The CSO’s petition, centered on the interpretation of Section 109 of the 1999 Constitution, questions the continued eligibility of the defected lawmakers to hold office. Led by Rivers State Chairman Enefaa Georgewill, the CSO seeks clarity on whether the defectors maintain legal standing as representatives of their constituencies.

Additionally, the CSO aims to prevent Governor Siminalayi Fubara from presenting the 2024 budget to the lawmakers who switched allegiance.

Expressing disappointment over the delay, Georgewill voiced concerns regarding what he perceives as stalling tactics by the lawmakers’ legal counsel, led by Martin Amaewhule. Despite the setback, Georgewill remained resolute, emphasizing the pursuit of justice despite bureaucratic hurdles.
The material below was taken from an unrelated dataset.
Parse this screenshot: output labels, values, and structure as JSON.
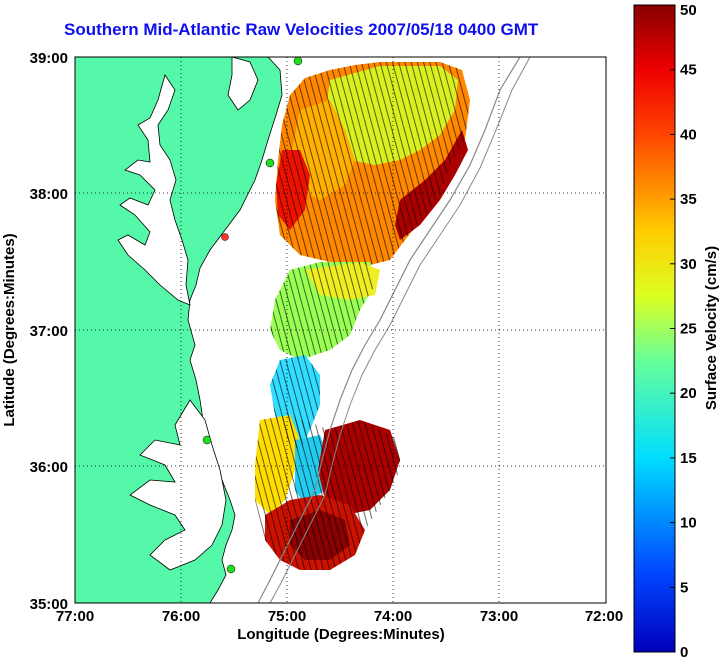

“They (counsel to the lawmakers) now have one month plus for a matter they have failed to respond to for the past two months. It is quite unfortunate and we know they are just buying time,” Georgewill asserted. “But like we always say, justice will always be delayed but it cannot be denied.”

Georgewill underscored the importance of judicial resolution in determining the lawmakers’ status, urging the defendants to engage in the legal process rather than rely on media rhetoric. With confidence in the legitimacy of their case, Georgewill reiterated the CSO’s commitment to seeking resolution through the courts, buoyed by previous legal precedents.